Bea raised a brow. “In thirty-five-degree heat?”

Lillian gave a small shrug. “I guess even Aussies dream of a white Christmas.”

Bea huffed softly. “Hard to argue with Bing Crosby.”

They’d almost worked their way to the back of the store. Lillian’s basket was filled with potential items. Bea’s was still empty except for the white jacket Lillian had chosen for her earlier.

“Do you have a big family Christmas?” Lillian asked her.

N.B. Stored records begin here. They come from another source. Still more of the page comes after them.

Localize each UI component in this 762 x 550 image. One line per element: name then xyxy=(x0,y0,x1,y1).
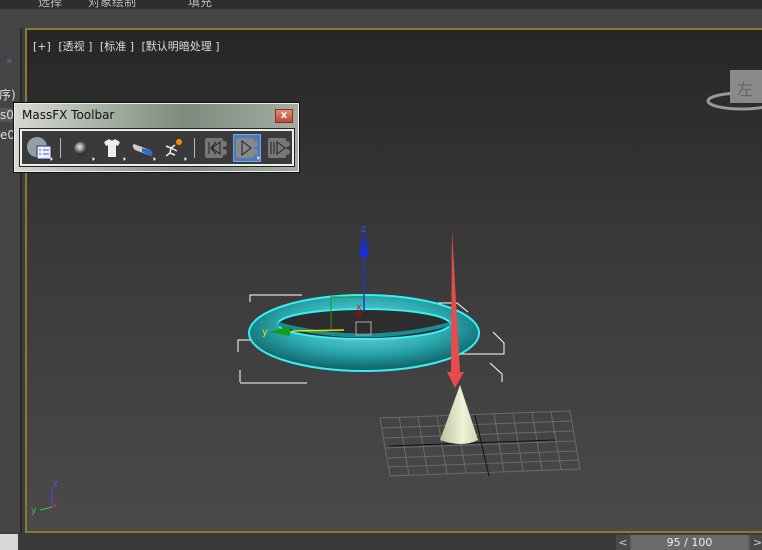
toolbar-title: MassFX Toolbar xyxy=(22,108,115,122)
status-bar: < 95 / 100 > xyxy=(0,533,762,550)
axis-x-label: x xyxy=(52,501,58,511)
shirt-icon xyxy=(104,138,121,157)
ragdoll-button[interactable] xyxy=(160,134,188,162)
play-icon xyxy=(236,137,259,158)
reset-icon xyxy=(204,137,227,158)
time-slider-thumb[interactable]: 95 / 100 xyxy=(631,535,748,550)
mini-listener-button[interactable] xyxy=(0,534,18,550)
expand-chevron-icon[interactable]: » xyxy=(6,56,12,67)
step-icon xyxy=(267,137,290,158)
sphere-icon xyxy=(74,141,89,156)
viewcube[interactable]: 左 xyxy=(706,70,762,111)
gizmo-z-label: z xyxy=(361,224,366,235)
viewcube-face-label: 左 xyxy=(737,80,753,99)
world-parameters-button[interactable] xyxy=(26,134,53,162)
mcloth-button[interactable] xyxy=(99,134,126,162)
axis-y-label: y xyxy=(31,506,37,516)
menu-bar: 选择 对象绘制 填充 xyxy=(0,0,762,9)
rigid-body-button[interactable] xyxy=(68,134,95,162)
world-settings-icon xyxy=(27,136,52,159)
time-slider[interactable]: < 95 / 100 > xyxy=(616,535,762,550)
axis-z-label: z xyxy=(53,479,58,489)
menu-item[interactable]: 选择 xyxy=(38,0,62,9)
ground-grid xyxy=(379,410,581,477)
menu-item[interactable]: 填充 xyxy=(188,0,212,9)
gizmo-y-label: y xyxy=(262,327,268,338)
capsule-icon xyxy=(132,143,153,156)
panel-text: 序) xyxy=(0,88,16,102)
constraint-button[interactable] xyxy=(130,134,157,162)
step-simulation-button[interactable] xyxy=(265,134,292,162)
world-axis-tripod: z y x xyxy=(31,479,58,516)
close-button[interactable]: x xyxy=(275,109,293,123)
separator xyxy=(59,137,61,158)
ragdoll-icon xyxy=(165,138,182,157)
reset-simulation-button[interactable] xyxy=(202,134,229,162)
toolbar-buttons xyxy=(19,128,295,167)
menu-item[interactable]: 对象绘制 xyxy=(88,0,136,9)
ribbon-band xyxy=(0,9,762,28)
next-frame-button[interactable]: > xyxy=(750,535,762,550)
massfx-toolbar[interactable]: MassFX Toolbar x xyxy=(14,103,299,172)
start-simulation-button[interactable] xyxy=(233,133,262,162)
separator xyxy=(194,137,196,158)
prev-frame-button[interactable]: < xyxy=(616,535,630,550)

“Yeah. My mom goes overboard with food. My dad complains about putting up the lights but does it anyway. All the relatives come over. We do gifts in the morning, nap through the afternoon, and eat leftovers for the next three days. Well, we used to, then all my little cousins hit their growth spurts and now we have to make sure we have Cheerios in the pantry as backup.”

Lillian smiled, turning over a delicate blouse, eyes fixed on the stitching. “That sounds fun.”

“It’s the best.” Bea’s voice dipped. “I wouldn’t miss it.”

She considered a silver dress—it had potential—then placed it into her basket.

“I’d take hot weather and the beach over cold and snow any day of the week. Except Christmas,” she said. Lillian looked up, and Bea offered a faint smile. “That’s the one time snow should exist.”